Para
onde o Brasil pode redirecionar suas exportações — e quais os desafios, após
tarifaço de Trump
As
tarifas de 50% sobre produtos brasileiros anunciada pelo presidente dos Estados
Unidos, Donald Trump,
representa um duro golpe para o comércio exterior do Brasil. Se entrar em vigor
em 1º de agosto, a medida poderá reduzir significativamente a exportação de
diversos setores.
Os EUA
são o segundo principal destino dos itens brasileiros, atrás apenas da
China. Além disso, representam um mercado estratégico para a venda de bens
diversificados e de maior valor agregado, como aviões executivos e
eletroeletrônicos.
- 🔎 Só em 2024,
foram vendidos US$ 40,4 bilhões em produtos para o mercado
norte-americano — 12% do total exportado pelo Brasil no ano.

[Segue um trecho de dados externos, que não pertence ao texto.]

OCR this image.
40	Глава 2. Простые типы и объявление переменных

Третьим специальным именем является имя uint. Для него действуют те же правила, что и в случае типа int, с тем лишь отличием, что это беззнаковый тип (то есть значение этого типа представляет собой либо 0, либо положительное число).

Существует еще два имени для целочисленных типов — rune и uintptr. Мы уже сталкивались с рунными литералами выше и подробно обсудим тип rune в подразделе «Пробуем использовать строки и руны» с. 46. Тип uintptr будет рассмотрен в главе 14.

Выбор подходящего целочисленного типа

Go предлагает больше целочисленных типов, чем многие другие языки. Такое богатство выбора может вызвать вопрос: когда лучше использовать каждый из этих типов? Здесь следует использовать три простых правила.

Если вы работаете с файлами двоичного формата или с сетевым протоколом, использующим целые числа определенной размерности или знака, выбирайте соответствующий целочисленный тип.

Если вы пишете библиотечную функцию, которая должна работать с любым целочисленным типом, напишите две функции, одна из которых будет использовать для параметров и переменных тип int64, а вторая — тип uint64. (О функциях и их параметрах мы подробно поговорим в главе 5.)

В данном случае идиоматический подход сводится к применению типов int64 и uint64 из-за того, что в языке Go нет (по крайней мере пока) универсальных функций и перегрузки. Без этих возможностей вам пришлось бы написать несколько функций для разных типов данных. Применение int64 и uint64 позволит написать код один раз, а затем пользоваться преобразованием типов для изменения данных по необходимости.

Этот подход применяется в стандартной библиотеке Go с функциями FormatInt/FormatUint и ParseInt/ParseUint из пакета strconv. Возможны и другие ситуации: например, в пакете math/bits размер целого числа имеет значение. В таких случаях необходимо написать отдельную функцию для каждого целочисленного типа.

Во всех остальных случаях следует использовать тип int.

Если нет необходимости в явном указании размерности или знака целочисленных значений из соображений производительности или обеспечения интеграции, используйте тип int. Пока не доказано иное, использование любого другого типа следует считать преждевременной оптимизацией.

Na
prática, uma tarifa de 50% tornaria inviável a compra de diversos itens
brasileiros por empresas sediadas nos EUA, já que o custo de importação
ficaria muito mais alto.
Se os
presidentes Luiz Inácio Lula da Silva (PT) e Donald Trump não chegarem a um acordo até a data
prevista, setores relevantes da economia brasileira terão de buscar novos
mercados para escoar seus produtos — o que, ainda assim, pode não ser
suficiente para compensar as perdas.
Especialistas
ouvidos pelo g1 afirmam que alguns países
têm condições de absorver parcialmente o excedente de produtos brasileiros.
Há, no
entanto, uma série de especificidades setoriais em jogo: para certos
produtos, o redirecionamento pode ser mais viável e, para outros, mais
complexo. Além disso, o Brasil pode enfrentar dificuldades para realocar
esse excedente no curto prazo.
"Esse
redirecionamento é possível, mas leva tempo e requer negociações de alto nível.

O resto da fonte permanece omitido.